Every Christian Should Be an Evangelist…
Even College Students
What do most students really think when they hear in a weekly meeting or discipleship group of the billions worldwide who have never heard of Christ?
I think many reason, “Sure, I need to do something about that in the future, but right now don’t I have to be a college student first?”
Many of our students may not be asking this question out loud, but it has probably run through their subconscious.
“Isn’t college a time for me to learn, grow, develop myself and have fun?”
College should be a place to learn, have fun and develop yourself. But it can be so much more. It is also a season full of opportunity for serving and honoring the one true God.
Sin living in all of us causes us to shrink back from the task of evangelism and discipleship God has called us to. College students, however, sometimes feel they have a few extra excuses to help them avoid evangelism.
How can we properly motivate them to risk being involved? Two big reasons rush to my mind.
It is commanded.
In Matthew 28:18-20 Jesus told the Church to “make disciples of all the nations.” Some will try to say this command only applies to the apostles. Certainly Jesus spoke it to them as the leaders of the Church, but it seems He wanted the entire Church to be involved in this process at some level.
Paul tells us in 1 Corinthians 15:6 that the risen Christ appeared to over 500 people at once. There is good reason to think this happened when Jesus spoke the Great Commission of Matthew 28:18-20. The commands and promises Jesus spoke that day were for the full Church. Of course the apostles led the way. Ministers should continue to set the pace. But the New Testament never says they should do the sum total of evangelizing and discipling. All Christians should be involved in this great task–including college students.
Some students may feel they have little to offer. One huge asset students have, however, is free time on campus around future leaders. These future leaders in college are often very open to new ideas. Most non-Christian students won’t attend a church, so they’ll have little chance to hear some great preacher share the gospel with them. But these same leaders will happily have coffee with a friend after class.
It is assumed.
Mark 5 tells the story of a naked, insane man living in a cemetery. He is possessed by demons. Jesus casts out the demons. The man trusts in Christ and wants to follow Him. Jesus commands the man to go home and tell what God has done for him. If a man who moments earlier had legions of demons inside of him can be commissioned to evangelize, do you really think your students have a good excuse not to?

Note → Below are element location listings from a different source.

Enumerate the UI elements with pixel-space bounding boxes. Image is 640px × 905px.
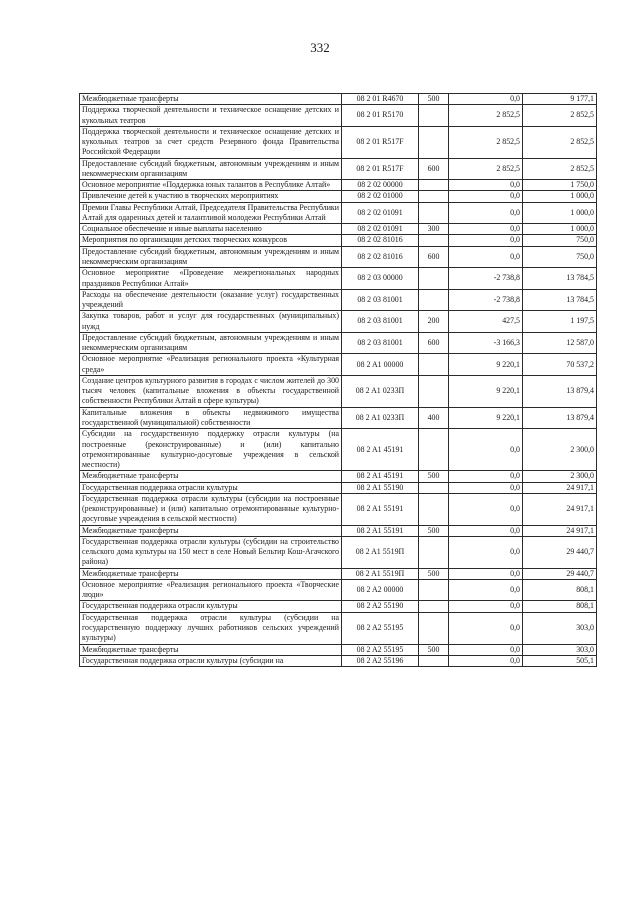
expense-name-cell: Мероприятия по организации детских творческих конкурсов [80, 235, 342, 246]
total-amount-cell: 24 917,1 [523, 482, 597, 493]
table-row [80, 354, 597, 376]
total-amount-cell: 303,0 [523, 644, 597, 655]
table-row [80, 246, 597, 268]
total-amount-cell: 12 587,0 [523, 332, 597, 354]
table-row [80, 568, 597, 579]
classification-code-cell: 08 2 A2 55195 [342, 644, 419, 655]
expense-type-cell [419, 375, 449, 407]
total-amount-cell: 303,0 [523, 612, 597, 644]
change-amount-cell: 0,0 [449, 224, 523, 235]
total-amount-cell: 1 000,0 [523, 224, 597, 235]
expense-type-cell: 300 [419, 224, 449, 235]
total-amount-cell: 1 197,5 [523, 311, 597, 333]
classification-code-cell: 08 2 03 81001 [342, 332, 419, 354]
change-amount-cell: 0,0 [449, 471, 523, 482]
expense-type-cell [419, 126, 449, 158]
expense-type-cell: 500 [419, 94, 449, 105]
expense-type-cell: 500 [419, 525, 449, 536]
expense-name-cell: Государственная поддержка отрасли культуры [80, 482, 342, 493]
change-amount-cell: -2 738,8 [449, 268, 523, 290]
table-row [80, 94, 597, 105]
expense-type-cell: 600 [419, 332, 449, 354]
change-amount-cell: 0,0 [449, 246, 523, 268]
change-amount-cell: 2 852,5 [449, 126, 523, 158]
expense-type-cell [419, 601, 449, 612]
total-amount-cell: 2 852,5 [523, 126, 597, 158]
table-row [80, 493, 597, 525]
expense-name-cell: Основное мероприятие «Реализация регионального проекта «Культурная среда» [80, 354, 342, 376]
total-amount-cell: 1 750,0 [523, 180, 597, 191]
expense-type-cell [419, 579, 449, 601]
expense-type-cell [419, 429, 449, 471]
total-amount-cell: 750,0 [523, 235, 597, 246]
expense-type-cell [419, 655, 449, 666]
expense-type-cell [419, 180, 449, 191]
classification-code-cell: 08 2 A2 55190 [342, 601, 419, 612]
expense-name-cell: Государственная поддержка отрасли культуры [80, 601, 342, 612]
table-row [80, 601, 597, 612]
change-amount-cell: 0,0 [449, 202, 523, 224]
total-amount-cell: 2 300,0 [523, 429, 597, 471]
classification-code-cell: 08 2 A2 55195 [342, 612, 419, 644]
classification-code-cell: 08 2 A1 5519П [342, 536, 419, 568]
expense-name-cell: Основное мероприятие «Реализация регионального проекта «Творческие люди» [80, 579, 342, 601]
table-row [80, 429, 597, 471]
table-row [80, 311, 597, 333]
change-amount-cell: 9 220,1 [449, 407, 523, 429]
total-amount-cell: 505,1 [523, 655, 597, 666]
classification-code-cell: 08 2 02 00000 [342, 180, 419, 191]
budget-table [79, 93, 597, 667]
change-amount-cell: 0,0 [449, 601, 523, 612]
expense-name-cell: Государственная поддержка отрасли культуры (субсидии на строительство сельского дома культуры на 150 мест в селе Новый Бельтир Кош-Агачского района) [80, 536, 342, 568]
expense-name-cell: Основное мероприятие «Поддержка юных талантов в Республике Алтай» [80, 180, 342, 191]
classification-code-cell: 08 2 02 01091 [342, 224, 419, 235]
classification-code-cell: 08 2 02 81016 [342, 235, 419, 246]
table-row [80, 224, 597, 235]
classification-code-cell: 08 2 A1 55191 [342, 525, 419, 536]
classification-code-cell: 08 2 01 R5170 [342, 105, 419, 127]
change-amount-cell: 0,0 [449, 612, 523, 644]
expense-name-cell: Межбюджетные трансферты [80, 568, 342, 579]
table-row [80, 268, 597, 290]
expense-type-cell [419, 105, 449, 127]
classification-code-cell: 08 2 A1 55190 [342, 482, 419, 493]
table-row [80, 289, 597, 311]
classification-code-cell: 08 2 02 01091 [342, 202, 419, 224]
change-amount-cell: 0,0 [449, 525, 523, 536]
expense-type-cell [419, 289, 449, 311]
expense-name-cell: Предоставление субсидий бюджетным, автономным учреждениям и иным некоммерческим организациям [80, 332, 342, 354]
expense-type-cell [419, 235, 449, 246]
change-amount-cell: 2 852,5 [449, 105, 523, 127]
expense-name-cell: Государственная поддержка отрасли культуры (субсидии на [80, 655, 342, 666]
total-amount-cell: 13 784,5 [523, 289, 597, 311]
expense-name-cell: Капитальные вложения в объекты недвижимого имущества государственной (муниципальной) собственности [80, 407, 342, 429]
expense-name-cell: Государственная поддержка отрасли культуры (субсидии на государственную поддержку лучших работников сельских учреждений культуры) [80, 612, 342, 644]
change-amount-cell: 0,0 [449, 482, 523, 493]
table-row [80, 332, 597, 354]
table-row [80, 235, 597, 246]
change-amount-cell: 0,0 [449, 429, 523, 471]
expense-name-cell: Межбюджетные трансферты [80, 471, 342, 482]
expense-type-cell [419, 191, 449, 202]
table-row [80, 536, 597, 568]
expense-name-cell: Закупка товаров, работ и услуг для государственных (муниципальных) нужд [80, 311, 342, 333]
table-row [80, 375, 597, 407]
expense-name-cell: Межбюджетные трансферты [80, 644, 342, 655]
table-row [80, 180, 597, 191]
classification-code-cell: 08 2 01 R517F [342, 126, 419, 158]
expense-name-cell: Межбюджетные трансферты [80, 94, 342, 105]
total-amount-cell: 70 537,2 [523, 354, 597, 376]
expense-name-cell: Социальное обеспечение и иные выплаты населению [80, 224, 342, 235]
change-amount-cell: 0,0 [449, 235, 523, 246]
expense-name-cell: Расходы на обеспечение деятельности (оказание услуг) государственных учреждений [80, 289, 342, 311]
expense-name-cell: Привлечение детей к участию в творческих мероприятиях [80, 191, 342, 202]
change-amount-cell: 0,0 [449, 191, 523, 202]
total-amount-cell: 2 300,0 [523, 471, 597, 482]
expense-name-cell: Основное мероприятие «Проведение межрегиональных народных праздников Республики Алтай» [80, 268, 342, 290]
expense-name-cell: Предоставление субсидий бюджетным, автономным учреждениям и иным некоммерческим организациям [80, 158, 342, 180]
table-row [80, 407, 597, 429]
expense-name-cell: Создание центров культурного развития в городах с числом жителей до 300 тысяч человек (капитальные вложения в объекты государственной собственности Республики Алтай в сфере культуры) [80, 375, 342, 407]
change-amount-cell: 427,5 [449, 311, 523, 333]
change-amount-cell: 0,0 [449, 655, 523, 666]
expense-type-cell [419, 354, 449, 376]
total-amount-cell: 750,0 [523, 246, 597, 268]
change-amount-cell: 0,0 [449, 94, 523, 105]
table-row [80, 105, 597, 127]
total-amount-cell: 24 917,1 [523, 525, 597, 536]
change-amount-cell: 2 852,5 [449, 158, 523, 180]
classification-code-cell: 08 2 01 R4670 [342, 94, 419, 105]
expense-name-cell: Поддержка творческой деятельности и техническое оснащение детских и кукольных театров за счет средств Резервного фонда Правительства Российской Федерации [80, 126, 342, 158]
classification-code-cell: 08 2 A2 00000 [342, 579, 419, 601]
classification-code-cell: 08 2 A1 45191 [342, 429, 419, 471]
expense-type-cell [419, 536, 449, 568]
total-amount-cell: 2 852,5 [523, 105, 597, 127]
expense-type-cell: 400 [419, 407, 449, 429]
expense-type-cell: 200 [419, 311, 449, 333]
table-row [80, 525, 597, 536]
change-amount-cell: 0,0 [449, 644, 523, 655]
expense-name-cell: Предоставление субсидий бюджетным, автономным учреждениям и иным некоммерческим организациям [80, 246, 342, 268]
expense-type-cell [419, 612, 449, 644]
classification-code-cell: 08 2 03 81001 [342, 311, 419, 333]
change-amount-cell: 9 220,1 [449, 375, 523, 407]
change-amount-cell: 0,0 [449, 579, 523, 601]
expense-type-cell [419, 493, 449, 525]
classification-code-cell: 08 2 A1 0233П [342, 407, 419, 429]
expense-name-cell: Премии Главы Республики Алтай, Председателя Правительства Республики Алтай для одаренных детей и талантливой молодежи Республики Алтай [80, 202, 342, 224]
total-amount-cell: 24 917,1 [523, 493, 597, 525]
classification-code-cell: 08 2 A1 0233П [342, 375, 419, 407]
change-amount-cell: 9 220,1 [449, 354, 523, 376]
classification-code-cell: 08 2 A1 45191 [342, 471, 419, 482]
classification-code-cell: 08 2 A2 55196 [342, 655, 419, 666]
table-row [80, 202, 597, 224]
classification-code-cell: 08 2 02 01000 [342, 191, 419, 202]
expense-type-cell [419, 268, 449, 290]
classification-code-cell: 08 2 A1 55191 [342, 493, 419, 525]
classification-code-cell: 08 2 03 81001 [342, 289, 419, 311]
table-row [80, 471, 597, 482]
total-amount-cell: 29 440,7 [523, 536, 597, 568]
table-row [80, 612, 597, 644]
change-amount-cell: 0,0 [449, 180, 523, 191]
total-amount-cell: 2 852,5 [523, 158, 597, 180]
table-row [80, 191, 597, 202]
total-amount-cell: 13 784,5 [523, 268, 597, 290]
table-row [80, 126, 597, 158]
expense-name-cell: Государственная поддержка отрасли культуры (субсидии на построенные (реконструированные) и (или) капитально отремонтированные культурно-досуговые учреждения в сельской местности) [80, 493, 342, 525]
total-amount-cell: 808,1 [523, 579, 597, 601]
expense-type-cell [419, 482, 449, 493]
classification-code-cell: 08 2 01 R517F [342, 158, 419, 180]
change-amount-cell: -3 166,3 [449, 332, 523, 354]
table-row [80, 158, 597, 180]
total-amount-cell: 13 879,4 [523, 375, 597, 407]
table-row [80, 482, 597, 493]
total-amount-cell: 29 440,7 [523, 568, 597, 579]
total-amount-cell: 9 177,1 [523, 94, 597, 105]
change-amount-cell: 0,0 [449, 568, 523, 579]
classification-code-cell: 08 2 A1 5519П [342, 568, 419, 579]
change-amount-cell: -2 738,8 [449, 289, 523, 311]
table-row [80, 579, 597, 601]
expense-name-cell: Субсидии на государственную поддержку отрасли культуры (на построенные (реконструированные) и (или) капитально отремонтированные культурно-досуговые учреждения в сельской местности) [80, 429, 342, 471]
expense-type-cell: 600 [419, 158, 449, 180]
total-amount-cell: 1 000,0 [523, 191, 597, 202]
expense-type-cell: 500 [419, 471, 449, 482]
classification-code-cell: 08 2 02 81016 [342, 246, 419, 268]
table-row [80, 644, 597, 655]
expense-type-cell: 500 [419, 568, 449, 579]
expense-type-cell: 500 [419, 644, 449, 655]
expense-name-cell: Межбюджетные трансферты [80, 525, 342, 536]
table-row [80, 655, 597, 666]
classification-code-cell: 08 2 03 00000 [342, 268, 419, 290]
budget-table-body [80, 94, 597, 667]
total-amount-cell: 13 879,4 [523, 407, 597, 429]
expense-type-cell: 600 [419, 246, 449, 268]
expense-type-cell [419, 202, 449, 224]
total-amount-cell: 808,1 [523, 601, 597, 612]
total-amount-cell: 1 000,0 [523, 202, 597, 224]
page-number: 332 [310, 40, 330, 55]
expense-name-cell: Поддержка творческой деятельности и техническое оснащение детских и кукольных театров [80, 105, 342, 127]
change-amount-cell: 0,0 [449, 493, 523, 525]
classification-code-cell: 08 2 A1 00000 [342, 354, 419, 376]
change-amount-cell: 0,0 [449, 536, 523, 568]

John 4 tells the story of an adulterous woman who trusts in Christ. She immediately runs back to town and starts telling everyone she can find about the Messiah.
Acts 1:8 and 5:32 indicate that all Christians have the Holy Spirit and seem to imply that one of the main reasons we have the Holy Spirit is to tell others about Christ.
Acts 8:1-4 is even more instructive. There is a persecution in the church at Jerusalem, and many were scattered into other cities. They went about preaching the word. The text specifically tells us the apostles stayed in Jerusalem. Those who were especially gifted for and ordained to preach and evangelize stayed home while average Joe and Jane Christians spread the gospel around the Roman Empire.
In 1 Peter 3:15 Peter tells all Christians they should be able to explain the gospel to others. These are just a handful of examples to show that the New Testament expects all Christians, including college students, to be personally involved in evangelism. This means personal conversations with people about Christ.
Are you being faithful to encourage your students to share the gospel with the friends God has given them? If not, why not?
Wherever you are in this process, pray God would fill you full of His Holy Spirit and use you more to start a movement of average Joe and Jane college student Christians sharing the gospel with their friends regularly.